2 Your teeth are like sheep newly shorn, coming in droves from the washing, each one opposing its twin, not one has been left alone.

3 Your lips are like a thread scarlet; your voice is enchanting; your cheeks behind your veil are like halves of a pomegranate.

4 Your neck is the tower of David, a display of trophies a thousand bucklers hang on it, all of them worn by heroes of war.

5 Your breasts are like twin fawns of a gazelle feeding among the lilies.

6 Before the dawn breaks and shadows flee, I will hasten to the mountain of myrrh, to the hill of frankincense.

7 You are wholly beautiful, my love, perfect and unblemished.

8 Come from Lebanon, my bride, come with me from Lebanon. Come down from the summit of Amana, from the crest of Senir and Hermon, from the dens of lions, from the mountain haunts of leopards.

9 You have ravished my heart, my sister, my bride; you have ravished my heart with one of your glances, with one bead of your necklace.

10 How sweet is your love, my sister, my bride! How delicious is your love more than wine, and the fragrance of your perfume, than any spice!

11 Your lips distill nectar, my bride; milk and honey are under your tongue. Your garments have the scent of Lebanon. [Bol]

12 You are a garden enclosed, my sister, my bride; a spring enclosed, a sealed fountain.

13 Your plants are an orchard of pomegranates, all with choice fruits, with henna and nard,

14 nard and saffron, calamus, and cinnamon with every kind of incense trees, myrrh and aloes and all the finest spices.

15 You are a garden fountain, a well of living water streaming down from Lebanon. She

16 Arise, north wind! Awake, south wind! Blow upon my garden and spread its fragrance abroad. Let my lover come to his garden and eat its choicest fruits. He

  • Letter to the Ephesians 5,25
  • Psalms 45,9
  • Exodus 3,8
  • Isaiah 55,1
Song 4,12

After Isaiah's poems celebrating the new Jerusalem, the bride of the Lord (Is 61:10 and 62:5), the Song of Songs contemplates the virginal bride who will be the New People.

You are a garden enclosed. She has kept herself totally for the Blessed One: the virginal bride whom God hoped for after the many prostitutions of his people - and differing from so many religions and religious practices where one seeks one's own profit, where God is never treated as someone. Virginity consecrated to God: a way of saying that he suffices, and that we can give him everything without having previously or at the same time tried all the other experiences.

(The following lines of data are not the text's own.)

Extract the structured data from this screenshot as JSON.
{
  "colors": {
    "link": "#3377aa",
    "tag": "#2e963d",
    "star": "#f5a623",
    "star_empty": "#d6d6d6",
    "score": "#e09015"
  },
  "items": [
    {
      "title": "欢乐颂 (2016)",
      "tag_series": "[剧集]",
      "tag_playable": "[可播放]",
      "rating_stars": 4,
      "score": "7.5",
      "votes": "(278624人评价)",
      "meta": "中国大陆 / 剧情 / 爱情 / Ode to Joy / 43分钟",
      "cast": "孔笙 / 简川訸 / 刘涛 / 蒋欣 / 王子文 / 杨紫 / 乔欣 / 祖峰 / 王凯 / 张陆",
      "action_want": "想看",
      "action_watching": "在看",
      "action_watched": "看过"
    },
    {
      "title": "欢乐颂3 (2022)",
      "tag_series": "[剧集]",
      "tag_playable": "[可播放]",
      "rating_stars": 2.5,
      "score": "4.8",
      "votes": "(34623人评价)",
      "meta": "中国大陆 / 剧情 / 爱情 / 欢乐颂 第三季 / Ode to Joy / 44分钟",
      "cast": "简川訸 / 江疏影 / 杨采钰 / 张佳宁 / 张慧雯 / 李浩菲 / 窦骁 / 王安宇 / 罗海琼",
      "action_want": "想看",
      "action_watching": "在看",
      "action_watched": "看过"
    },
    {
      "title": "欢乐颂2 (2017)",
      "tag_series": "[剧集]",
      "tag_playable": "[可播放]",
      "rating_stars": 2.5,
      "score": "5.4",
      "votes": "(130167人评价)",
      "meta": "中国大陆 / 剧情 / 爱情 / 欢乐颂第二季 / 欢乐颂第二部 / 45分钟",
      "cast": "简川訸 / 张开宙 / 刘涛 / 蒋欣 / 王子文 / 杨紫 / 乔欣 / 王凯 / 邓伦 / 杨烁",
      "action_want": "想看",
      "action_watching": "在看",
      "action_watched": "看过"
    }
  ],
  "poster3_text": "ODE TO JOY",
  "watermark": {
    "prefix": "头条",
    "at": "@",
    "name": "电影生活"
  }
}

Here again, we find Mary-Virgin.

Let my lover come to his garden. Most of the time, our good deeds are not particularly important to God because they are not wholly for him and we have already cashed in on 95% of their value. We hoped that others would see and know about them, we feel better for having done them, and finally we ask God to also take them into account. In the end, he found no fruit which had not been touched or tasted by others.